Cyanide is really easy, you can get jars of ferrocyanide for cyanotypes.

There was a story about a young man who was able to acquire large amounts of radioactive material through entirely benign means including commonly available fire detectors. One year I picked up a bunch of glow in the dark tubes that use tritium, a poisonous gas that is also radioactive.

You can ban cyanotypes if you want, but you can also get cyanide from almonds, particularly bitter almonds. Cyanide is a naturally occurring substance inside many plants. Are you going to ban most nuts?

And then there are industrial uses as you mentioned. Cyanide is sold the gold mining by the ton, and many industrial plants use radiation from radioactive sources to do various things, whether it is farming which uses radiation to eliminate germs from meat, or something like a paper mill which would use radiation to measure the density of certain chemicals.

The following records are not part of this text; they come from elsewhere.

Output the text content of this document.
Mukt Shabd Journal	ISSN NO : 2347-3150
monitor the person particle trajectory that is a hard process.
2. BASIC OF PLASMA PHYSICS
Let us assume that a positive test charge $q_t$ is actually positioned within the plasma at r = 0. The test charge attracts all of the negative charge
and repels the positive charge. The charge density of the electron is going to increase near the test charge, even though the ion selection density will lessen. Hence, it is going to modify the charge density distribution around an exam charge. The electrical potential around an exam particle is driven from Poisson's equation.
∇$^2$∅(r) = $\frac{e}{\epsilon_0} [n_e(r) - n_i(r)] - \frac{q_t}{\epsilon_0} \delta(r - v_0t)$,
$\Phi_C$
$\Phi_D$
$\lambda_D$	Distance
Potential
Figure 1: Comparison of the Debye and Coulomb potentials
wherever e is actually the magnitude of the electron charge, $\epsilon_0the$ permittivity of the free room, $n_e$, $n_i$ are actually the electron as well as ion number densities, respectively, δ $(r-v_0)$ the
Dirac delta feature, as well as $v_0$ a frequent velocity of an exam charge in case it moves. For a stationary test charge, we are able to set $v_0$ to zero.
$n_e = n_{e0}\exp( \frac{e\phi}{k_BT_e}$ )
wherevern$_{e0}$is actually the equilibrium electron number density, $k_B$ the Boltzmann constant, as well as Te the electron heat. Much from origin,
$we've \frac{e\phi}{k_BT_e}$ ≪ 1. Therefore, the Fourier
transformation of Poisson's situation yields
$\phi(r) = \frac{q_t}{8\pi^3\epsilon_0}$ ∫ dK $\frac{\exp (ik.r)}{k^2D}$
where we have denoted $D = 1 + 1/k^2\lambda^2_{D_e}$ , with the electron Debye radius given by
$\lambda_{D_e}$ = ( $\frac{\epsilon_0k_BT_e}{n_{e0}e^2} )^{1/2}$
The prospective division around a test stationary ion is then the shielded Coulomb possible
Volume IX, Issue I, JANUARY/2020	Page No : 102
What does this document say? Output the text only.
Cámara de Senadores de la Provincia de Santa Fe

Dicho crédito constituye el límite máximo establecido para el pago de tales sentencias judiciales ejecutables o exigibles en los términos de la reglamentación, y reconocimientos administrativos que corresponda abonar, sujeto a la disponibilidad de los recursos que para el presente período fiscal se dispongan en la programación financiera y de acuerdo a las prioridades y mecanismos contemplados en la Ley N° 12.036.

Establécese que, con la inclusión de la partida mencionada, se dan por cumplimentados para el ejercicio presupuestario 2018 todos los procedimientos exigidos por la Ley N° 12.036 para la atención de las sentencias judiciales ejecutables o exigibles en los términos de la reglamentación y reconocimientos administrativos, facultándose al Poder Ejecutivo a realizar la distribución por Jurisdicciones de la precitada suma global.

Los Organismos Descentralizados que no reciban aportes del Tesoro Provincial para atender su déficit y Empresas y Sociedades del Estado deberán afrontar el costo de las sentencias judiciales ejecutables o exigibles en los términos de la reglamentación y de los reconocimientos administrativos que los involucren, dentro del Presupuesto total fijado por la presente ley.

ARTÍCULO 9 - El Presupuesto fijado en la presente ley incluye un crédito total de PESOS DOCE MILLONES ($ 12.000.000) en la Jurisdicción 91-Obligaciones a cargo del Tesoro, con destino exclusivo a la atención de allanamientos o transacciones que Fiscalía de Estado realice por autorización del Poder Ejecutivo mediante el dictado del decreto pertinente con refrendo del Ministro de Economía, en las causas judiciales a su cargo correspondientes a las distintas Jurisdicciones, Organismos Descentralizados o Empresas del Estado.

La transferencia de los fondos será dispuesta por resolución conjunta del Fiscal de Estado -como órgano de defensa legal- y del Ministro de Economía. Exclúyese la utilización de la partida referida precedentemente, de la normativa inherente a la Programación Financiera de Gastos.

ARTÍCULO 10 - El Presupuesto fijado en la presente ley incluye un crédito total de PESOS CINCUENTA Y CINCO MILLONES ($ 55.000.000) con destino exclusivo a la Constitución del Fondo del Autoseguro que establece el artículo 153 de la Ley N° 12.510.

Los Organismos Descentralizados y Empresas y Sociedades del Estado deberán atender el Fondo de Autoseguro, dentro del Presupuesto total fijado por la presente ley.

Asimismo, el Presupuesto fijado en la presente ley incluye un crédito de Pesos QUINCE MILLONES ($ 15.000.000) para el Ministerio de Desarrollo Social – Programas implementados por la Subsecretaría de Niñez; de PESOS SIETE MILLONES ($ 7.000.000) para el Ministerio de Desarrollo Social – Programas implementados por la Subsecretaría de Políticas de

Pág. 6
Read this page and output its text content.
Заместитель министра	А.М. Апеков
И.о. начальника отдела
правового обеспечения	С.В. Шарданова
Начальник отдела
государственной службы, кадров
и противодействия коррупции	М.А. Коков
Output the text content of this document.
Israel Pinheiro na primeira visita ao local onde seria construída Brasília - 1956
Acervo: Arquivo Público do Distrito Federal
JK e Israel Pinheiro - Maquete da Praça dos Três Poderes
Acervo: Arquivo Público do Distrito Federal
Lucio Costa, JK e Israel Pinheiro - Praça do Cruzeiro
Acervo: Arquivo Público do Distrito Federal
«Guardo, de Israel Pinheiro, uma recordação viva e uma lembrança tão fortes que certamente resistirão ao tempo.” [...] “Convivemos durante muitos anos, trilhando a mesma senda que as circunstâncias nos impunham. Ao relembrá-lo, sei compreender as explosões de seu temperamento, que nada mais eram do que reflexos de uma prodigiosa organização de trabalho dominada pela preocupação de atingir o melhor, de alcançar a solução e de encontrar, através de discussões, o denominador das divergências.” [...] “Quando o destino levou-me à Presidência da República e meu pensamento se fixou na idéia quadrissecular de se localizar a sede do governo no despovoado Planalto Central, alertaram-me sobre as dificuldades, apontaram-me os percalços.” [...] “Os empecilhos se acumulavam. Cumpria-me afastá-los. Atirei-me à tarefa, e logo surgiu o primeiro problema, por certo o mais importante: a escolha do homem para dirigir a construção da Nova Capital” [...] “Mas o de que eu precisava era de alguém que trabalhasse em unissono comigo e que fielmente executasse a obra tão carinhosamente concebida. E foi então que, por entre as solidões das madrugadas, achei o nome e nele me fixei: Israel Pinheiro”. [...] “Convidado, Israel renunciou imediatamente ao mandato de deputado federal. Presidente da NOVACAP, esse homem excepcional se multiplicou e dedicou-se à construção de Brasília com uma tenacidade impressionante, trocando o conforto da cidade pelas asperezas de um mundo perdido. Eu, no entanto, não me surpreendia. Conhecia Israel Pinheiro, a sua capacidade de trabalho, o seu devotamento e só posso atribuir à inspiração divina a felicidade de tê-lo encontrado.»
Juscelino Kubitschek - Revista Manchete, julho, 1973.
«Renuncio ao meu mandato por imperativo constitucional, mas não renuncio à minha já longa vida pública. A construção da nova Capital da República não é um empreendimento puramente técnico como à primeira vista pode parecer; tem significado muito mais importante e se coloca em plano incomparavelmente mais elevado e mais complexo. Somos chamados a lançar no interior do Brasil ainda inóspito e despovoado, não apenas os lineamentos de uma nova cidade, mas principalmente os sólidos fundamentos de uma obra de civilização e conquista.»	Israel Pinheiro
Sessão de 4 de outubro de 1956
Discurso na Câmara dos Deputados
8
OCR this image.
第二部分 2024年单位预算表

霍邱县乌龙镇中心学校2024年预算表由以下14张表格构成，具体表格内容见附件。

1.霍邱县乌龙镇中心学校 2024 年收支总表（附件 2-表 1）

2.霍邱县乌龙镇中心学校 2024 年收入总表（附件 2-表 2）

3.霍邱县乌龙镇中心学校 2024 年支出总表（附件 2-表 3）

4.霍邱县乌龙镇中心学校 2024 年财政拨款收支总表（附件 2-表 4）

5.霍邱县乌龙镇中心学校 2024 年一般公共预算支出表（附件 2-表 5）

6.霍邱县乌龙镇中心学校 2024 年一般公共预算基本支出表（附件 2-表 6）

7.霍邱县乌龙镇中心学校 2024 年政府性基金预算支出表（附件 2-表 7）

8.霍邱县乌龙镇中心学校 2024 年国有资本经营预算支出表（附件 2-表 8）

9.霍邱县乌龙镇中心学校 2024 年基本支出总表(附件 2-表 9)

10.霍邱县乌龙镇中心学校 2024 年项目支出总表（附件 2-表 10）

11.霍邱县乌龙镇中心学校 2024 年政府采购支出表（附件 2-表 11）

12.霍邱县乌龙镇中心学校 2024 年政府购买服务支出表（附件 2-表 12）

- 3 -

Besides the fact that you can make incredibly poisonous hydrogen cyanide with bitter almonds and a bit of vinegar, you can make incredibly poisonous chlorine gas with nothing more than salt and water.

All of this leads to one fundamental thing that I've come to agree with: it is authoritarian to believe that everything can be solved by the state, or even most things. Instead of trying to have the state try to micromanage every substance that exists, we need to build non-governmental institutions, things like strong families, societal institutions, popular ideologies, religious institutions such as churches, and anything else we can think of to help push people towards doing the right thing. It's only because people are worthy of being free that they can be free, and they can't be made worthy through an omnipresent State alone. Using that tool by itself, what ends up happening every time is people end up hyper focused on what they are allowed to do rather than what they ought to do.

Anyone who claims to believe in liberal values must therefore realize that if you want liberty, "what laws should we have" is actually mostly the wrong question. Everything looks like a nail when all you have is a state shaped hammer. The question we should be asking is: "how can we holistically reach outcomes we want?" And the answers actually probably won't make anyone happy in the short term.